The government of Niger is expecting a big turn out for Tuesday's referendum on changing the constitution to allow the president to run for a third term. Niger's parliament and constitutional court were both dissolved after opposing the move.

Prime Minister Seini Moumarou says everyone in Niger should turn out to vote in Tuesday's constitutional referendum.

The prime minister says, voters should register a massive "yes" vote to end term limits, and allow President Mamadou Tandja to extend his time in office beyond the expiration of his second term later this year.

President Tandja says there is wide-spread popular demand for him to extend his presidency to complete several large infrastructure projects, including a Chinese-financed oil refinery, a hydroelectric dam, and a French uranium mine.
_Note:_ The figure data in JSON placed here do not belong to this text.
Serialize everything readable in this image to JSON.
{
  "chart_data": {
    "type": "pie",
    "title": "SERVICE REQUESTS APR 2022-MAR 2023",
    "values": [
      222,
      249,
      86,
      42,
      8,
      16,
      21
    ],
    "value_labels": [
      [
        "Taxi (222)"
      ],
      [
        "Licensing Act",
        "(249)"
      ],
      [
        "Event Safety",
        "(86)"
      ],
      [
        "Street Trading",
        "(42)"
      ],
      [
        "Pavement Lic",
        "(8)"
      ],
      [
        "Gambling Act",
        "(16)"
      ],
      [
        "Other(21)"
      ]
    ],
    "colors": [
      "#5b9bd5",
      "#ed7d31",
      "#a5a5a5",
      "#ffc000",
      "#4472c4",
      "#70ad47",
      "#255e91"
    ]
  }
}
But support was not forthcoming from Niger's parliament or constitutional court. Both bodies said changing the constitution to end presidential term limits would be illegal. Both bodies were subsequently dissolved by President Tandja, who is now ruling by decree.
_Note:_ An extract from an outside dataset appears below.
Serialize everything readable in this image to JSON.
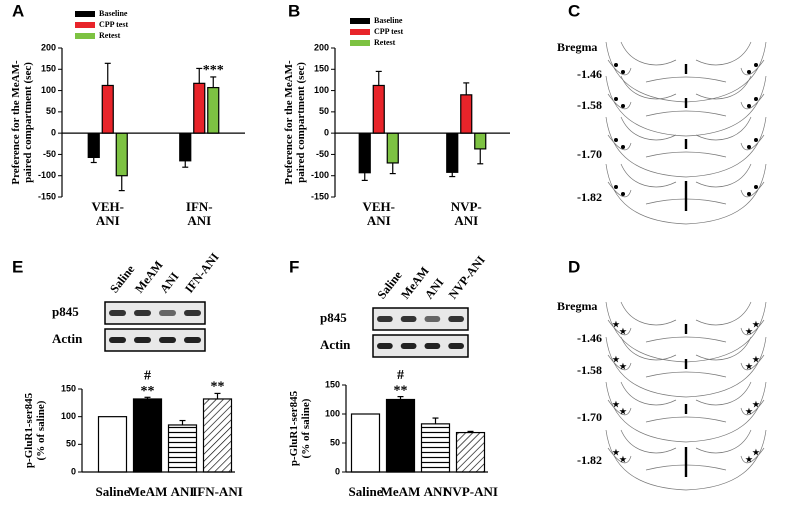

The president also faces opposition from within his ruling coalition, including the Alliance for Democracy and Progress party, which says changing the constitution would create a "grave threat to peace and stability."

Trade unions have organized strikes to protest the referendum. Security forces used tear gas to break up two anti-referendum rallies, and a private radio station was closed for broadcasting an opposition statement about the referendum.

Abderrahaman Ousman, who heads Niger's press association, says the president will nominate who he wants to head the communications council, without consideration for that person's qualifications. The media will then be reviewed not by an independent institution but by a political one. Ousman says he is concerned about political meddling in the media in this pre-referendum period.

The Economic Community of West African States has threatened President Tandja with sanctions, if he changes the constitution to run again. The European Union says it is delaying the payment of funds meant to help support Niger's budget.

President Tandja says he serves the people of Niger, not international opinion, and is going to the referendum as an independent, sovereign leader.